How the calling main-agent uses this output
The main agent must:
- Fact-check the artifact end-to-end. Cross-reference against code, docs, runtime behaviour, external references. Verify the opening claims too — don't assume "early = true".
- Treat NO part as authoritative until verified. The structure is a sampling artifact, not an answer.
- Look specifically in the tail for the low-probability path that breaks the local minimum. The tail is where the value lives; the head is the bait that keeps the tail coherent.
- Discard unverified speculation explicitly before any downstream action. Do not let unchecked claims leak into tool calls, code edits, or further subagent dispatches.
This is a sampling tool, not an answer tool. The output's value comes from controlled diversity, not from truth content.
Anti-patterns
- Running on a model that fails BullshitBench. Fact-checker can't catch the speculation. Speculation cascades unchecked. This is the canonical failure mode and the reason for Precondition 1.
- Agent self-certifying model identity. "I'm Claude Opus 4.7, it's fine." NO — Precondition 2 exists because self-reports are unreliable. Always wait for operator confirmation.

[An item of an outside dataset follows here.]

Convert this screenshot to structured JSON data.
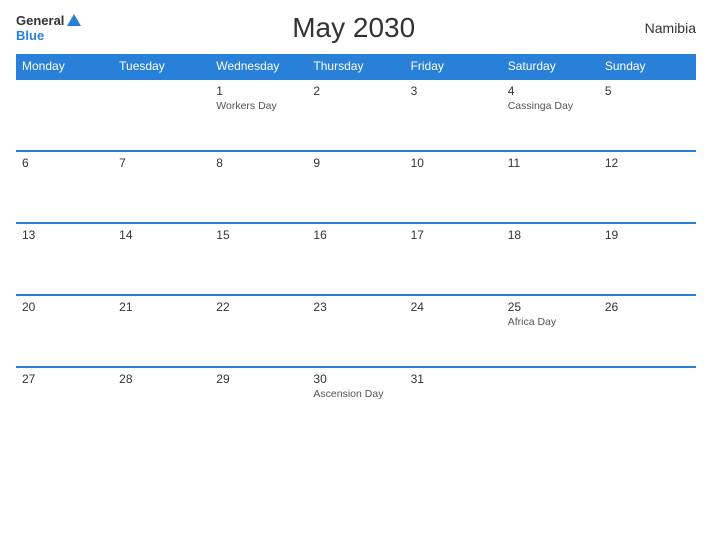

- Adding dividers / confidence labels in the output. Makes the fact-checker optically skip past the boundary; destroys the diversity benefit.
- Using outside of subagent dispatch. In the main loop, the speculation can directly drive actions because the fact-check gap doesn't exist. Subagent isolation IS the fact-check boundary.
- Treating the output as an answer. It's a sampling artifact. The verified subset is the answer; the rest is exploratory material that the main agent prunes.
- Skipping the gates "just this once" because the operator is impatient. The whole architecture is the gates. Without them, this chengyu collapses back to its classical reading: fabrication.
Etymology
The classical Chinese meaning is unambiguously negative — deception, fabrication, slander manufactured from nothing. The Thirty-Six Stratagems entry frames it as "spread a false rumour to confuse the enemy" (weaponised disinformation; #7 in the canon). Modern Chinese usage retains the negative reading: making up something baseless.
The agentic reclaim is narrow and conditional: the schema is "produce something where there was nothing", which IS what bottom-K sampling does. Harnessed inside a fact-check-strong loop with a qualified model and explicit operator authorisation, the production-from-nothing becomes a sampling primitive. The danger doesn't disappear — the gates are what convert the hazard into a feature. Remove any gate, and this chengyu reverts to its classical reading.
This is the one chengyu in the set where the operator has built a hardened safety architecture around an adversarial-core schema; the rest of the chengyu-skills set is morally-neutral-core. Don't generalise the reclaim pattern to other adversarial-core chengyu without an equivalently rigorous safety architecture for each.